Oye, deja de culpar a los demás de tus problemas

Ya, es el momento de hacerte responsable de ti mismo.

Culpar de todo lo malo que te ocurre no va a resolver tus problemas, de hecho, te perseguirán con mucho más intensidad. Solemos quejarnos de todo: el profesor me odia por eso me reprueba, mis padres no me entienden y me presionan todo el tiempo, mi pareja no me comprende, mis amigos no me ayudan en lo les pido, la vida es injusta y yo soy una víctima de esta cruda realidad, puro drama, etc, etc.

Y si bien es cierto, nadie ha nacido concientizado acerca de la responsabilidad que cada uno debe asumir por su vida, esta se va aprendiendo al pasar de los años. Y se comprende cuando nos damos cuenta que pueden existir dos tipos de responsabilidades: la propia (interna) y la de nuestro entorno (externa).

La responsabilidad interna es aquella que debemos asumir por los actos que nosotros mismos propiciamos, es sobre todo la más importante, porque radica en nuestras acciones diarias. Si repruebas un examen es porque no estudias, si te atrasas en un pago es porque no te organizaste bien en tu economía, porque tal vez gastaste en cosas que no necesitabas, si tu pareja no te comprende es porque tal vez no estás comunicando bien tus necesidades, si peleas constantemente con tus padres no es porque te odien, es porque no has llegado a entender que llevan toda una vida pensando de la forma que piensan y tú no los vas a cambiar, y es tu responsabilidad como hija comprenderlo y evitar peleas con dos personas que solo procuran tu bienestar (a su manera), etc.

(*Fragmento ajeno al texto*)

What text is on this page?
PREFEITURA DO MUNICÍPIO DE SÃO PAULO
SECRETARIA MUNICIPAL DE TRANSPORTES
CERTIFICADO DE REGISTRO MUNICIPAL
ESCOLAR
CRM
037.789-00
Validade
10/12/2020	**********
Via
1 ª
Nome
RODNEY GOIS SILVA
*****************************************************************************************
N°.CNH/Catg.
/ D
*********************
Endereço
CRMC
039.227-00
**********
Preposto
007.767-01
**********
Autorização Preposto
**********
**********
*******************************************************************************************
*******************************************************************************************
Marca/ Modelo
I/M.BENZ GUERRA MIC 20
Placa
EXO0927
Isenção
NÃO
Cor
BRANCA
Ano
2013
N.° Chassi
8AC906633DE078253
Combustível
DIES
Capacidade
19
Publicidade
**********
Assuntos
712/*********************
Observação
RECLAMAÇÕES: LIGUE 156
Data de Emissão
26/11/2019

Asumir tus problemas es entender que nadie tiene la obligación de resolverte la vida o satisfacer tus necesidades por más amor y afecto que haya entre tú y la otra persona. Es cierto que existe una responsabilidad externa, basada en el comportamiento de los que te rodean y en ciertas ocasiones provocan problemas en tu vida, pero es solo ahí cuando puedes reclamar o pedir explicaciones acerca de las acciones que han influido en perturbar tu bienestar.

Fuente: We Heart It

Antes de echarle la culpa a alguien por lo mal que te va en la vida, siéntate un momento y reflexiona el origen de este problema. Identifica con calma y con la mayor objetividad posible quien es responsable de cada cosa.

La  mejor forma de vivir esta vida, es siendo conscientes que nuestro bienestar y nuestro caos, dependen en un 80% de nuestra acciones. De nadie más. Hazte cargo de ti.